OMELIA PER LA FESTA DEI SANTI APOSTOLI FILIPPO E GIACOMO

OMELIA PER LA FESTA DEI SANTI APOSTOLI FILIPPO E GIACOMO

Prima lettera di san Paolo apostolo ai Corinzi (1Cor 4, 9-15)
Fratelli, ritengo che Dio abbia messo noi, gli apostoli, all’ultimo posto, come condannati a morte, poiché siamo dati in spettacolo al mondo, agli angeli e agli uomini. Noi stolti a causa di Cristo, voi sapienti in Cristo; noi deboli, voi forti; voi onorati, noi disprezzati. Fino a questo momento soffriamo la fame, la sete, la nudità, veniamo percossi, andiamo vagando di luogo in luogo, ci affatichiamo lavorando con le nostre mani. Insultati, benediciamo; perseguitati, sopportiamo; calunniati, confortiamo; siamo diventati come la spazzatura del mondo, il rifiuto di tutti, fino ad oggi. Non per farvi vergognare vi scrivo queste cose, ma per ammonirvi, come figli miei carissimi. Potreste infatti avere anche diecimila pedagoghi in Cristo, ma non certo molti padri: sono io che vi ho generato in Cristo Gesù mediante il Vangelo.  

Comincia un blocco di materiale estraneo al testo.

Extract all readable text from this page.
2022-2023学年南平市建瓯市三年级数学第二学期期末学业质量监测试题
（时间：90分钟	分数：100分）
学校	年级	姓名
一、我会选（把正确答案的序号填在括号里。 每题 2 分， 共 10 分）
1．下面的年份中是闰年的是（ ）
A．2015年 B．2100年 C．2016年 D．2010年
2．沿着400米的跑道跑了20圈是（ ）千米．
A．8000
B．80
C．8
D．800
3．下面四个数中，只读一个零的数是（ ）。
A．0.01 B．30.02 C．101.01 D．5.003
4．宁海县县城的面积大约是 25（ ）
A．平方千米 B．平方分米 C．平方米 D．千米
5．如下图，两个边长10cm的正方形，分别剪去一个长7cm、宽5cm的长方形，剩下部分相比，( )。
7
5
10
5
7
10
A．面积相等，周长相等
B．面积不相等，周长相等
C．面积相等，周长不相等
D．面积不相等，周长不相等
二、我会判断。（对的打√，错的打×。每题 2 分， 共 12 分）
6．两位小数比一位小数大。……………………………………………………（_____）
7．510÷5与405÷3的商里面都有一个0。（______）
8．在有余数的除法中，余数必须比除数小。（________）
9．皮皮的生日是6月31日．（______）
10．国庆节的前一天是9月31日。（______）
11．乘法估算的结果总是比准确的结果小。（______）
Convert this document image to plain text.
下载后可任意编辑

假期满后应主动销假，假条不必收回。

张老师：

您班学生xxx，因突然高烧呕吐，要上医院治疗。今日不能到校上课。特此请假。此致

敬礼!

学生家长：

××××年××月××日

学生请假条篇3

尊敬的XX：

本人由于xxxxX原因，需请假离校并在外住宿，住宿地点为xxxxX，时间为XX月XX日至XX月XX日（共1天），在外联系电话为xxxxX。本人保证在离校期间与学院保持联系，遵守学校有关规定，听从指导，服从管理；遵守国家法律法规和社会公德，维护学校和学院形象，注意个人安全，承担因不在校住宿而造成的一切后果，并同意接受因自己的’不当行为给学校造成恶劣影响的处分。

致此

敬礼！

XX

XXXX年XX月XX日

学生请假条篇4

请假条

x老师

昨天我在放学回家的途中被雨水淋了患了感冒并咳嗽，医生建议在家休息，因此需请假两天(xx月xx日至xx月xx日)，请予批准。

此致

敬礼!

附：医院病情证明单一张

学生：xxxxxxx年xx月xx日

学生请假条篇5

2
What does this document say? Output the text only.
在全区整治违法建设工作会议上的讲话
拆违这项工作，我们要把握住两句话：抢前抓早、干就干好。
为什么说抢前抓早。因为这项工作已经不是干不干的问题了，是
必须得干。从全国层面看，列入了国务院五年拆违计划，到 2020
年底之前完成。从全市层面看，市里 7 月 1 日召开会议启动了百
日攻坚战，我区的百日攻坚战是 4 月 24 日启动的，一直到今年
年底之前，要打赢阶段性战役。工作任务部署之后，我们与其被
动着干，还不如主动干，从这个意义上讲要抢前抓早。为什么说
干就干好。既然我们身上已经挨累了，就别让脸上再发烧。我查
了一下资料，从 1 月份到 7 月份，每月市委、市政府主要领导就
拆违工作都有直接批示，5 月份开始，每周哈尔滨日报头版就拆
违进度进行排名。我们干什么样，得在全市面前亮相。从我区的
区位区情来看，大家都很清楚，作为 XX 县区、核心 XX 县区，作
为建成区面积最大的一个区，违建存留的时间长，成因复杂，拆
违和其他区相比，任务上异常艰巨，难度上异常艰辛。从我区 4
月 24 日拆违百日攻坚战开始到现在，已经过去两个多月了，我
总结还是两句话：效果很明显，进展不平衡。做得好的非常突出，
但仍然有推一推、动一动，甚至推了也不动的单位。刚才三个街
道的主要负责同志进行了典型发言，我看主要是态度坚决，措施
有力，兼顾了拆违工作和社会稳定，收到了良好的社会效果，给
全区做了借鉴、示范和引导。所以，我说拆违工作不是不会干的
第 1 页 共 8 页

Mi tocca particolarmente quella frase dell’apostolo Paolo che abbiamo sentito nell’Epistola di oggi. Dice che Dio ha messo gli apostoli “all’ultimo posto”. E poi continua parlando del disprezzo che gli apostoli ricevono.

È una costatazione di sempre e non solo per gli apostoli: chi parla di Gesù, che annuncia il Vangelo, chi esprime la sua fede rischia di finire sempre all’ultimo posto.

Anche oggi. La nostra chiesa si sta svuotando. È una costatazione, non una lamentela. Non solo gli apostoli, ma Gesù stesso, spesso è messo all’ultimo posto.

Probabilmente qui a Pero e Cerchiate non succede, ma non manca chi vuole eliminare anche fisicamente chi parla di Gesù. I martiri ci sono ancora. E le cronache ce ne parlano.

Più diffusi sono coloro che disprezzano quanti proclamano di seguire Gesù o il Vangelo. A volte è un disprezzo aperto, altre volte è una più sottile ironia, un pensiero imprecisato e immotivato di condanna, basato su sensazioni diffuse, più che da solidi ragionamenti. Sono sensazioni che condannano non solo gli apostoli, ma tutti coloro che vogliono credere davvero.

E poi ci sono tante forme di indifferenza, di chi sfugge al confronto, ma ignora o più semplicemente mette “all’ultimo posto” Gesù. Ecco perché le nostre chiese si stanno svuotando. L’epidemia non è la causa, ma solo un fattore che ha accelerato un processo frequente nella storia della Chiesa.

Tra le altre cause di questa situazione dobbiamo riconoscere che c’è anche il nostro peccato, che offre un inevitabile scandalo a chiunque pure intravvede la possibilità di aderire più profondamente a Gesù. Certo non è l’unica causa e neppure la prima, ma c’è. E dobbiamo riconoscerla.

In questo contesto i santi Filippo e Giacomo ci stimolano. Ci invitano a farci tutti testimoni di Gesù e del suo Vangelo. Ci chiedono di essere una presenza viva, oggi, in questa nostra realtà.

Riprendo ancora le parole di Paolo.

“Ci affatichiamo lavorando con le nostre mani”. Non dobbiamo farci prendere dallo sconforto o dalla pigrizia, ma rimboccarci le maniche perché la nostra fede si manifesta anzitutto attraverso le nostre opere. Ci viene chiesto di lavorare concretamente, per il bene di tutti, di impegnarci in opere di carità, di mostrare la nostra fede.

“Benediciamo… confortiamo”. Il cristiano non parla mai male di nessuno. Se deve accusare qualcuno lo fa sempre e solo per il suo bene. A noi tocca invece diffondere il bene, dobbiamo sempre valorizzare il bene ovunque sia, da qualunque parte provenga. Dobbiamo stimolare la bene, confortare nelle difficoltà, aiutare chiunque viva in situazione di disagio o sofferenza.

“Io vi ho generato”, dice infine Paolo, perché ogni cristiano è fonte di vita, e difende la vita sempre, la vita di ogni uomo o donna. Dobbiamo sempre difendere la vita e lottare perché cresca la sua qualità, perché rifiorisca in questa nostro mondo, in questa nostra società così oppressa, affaticata e provata.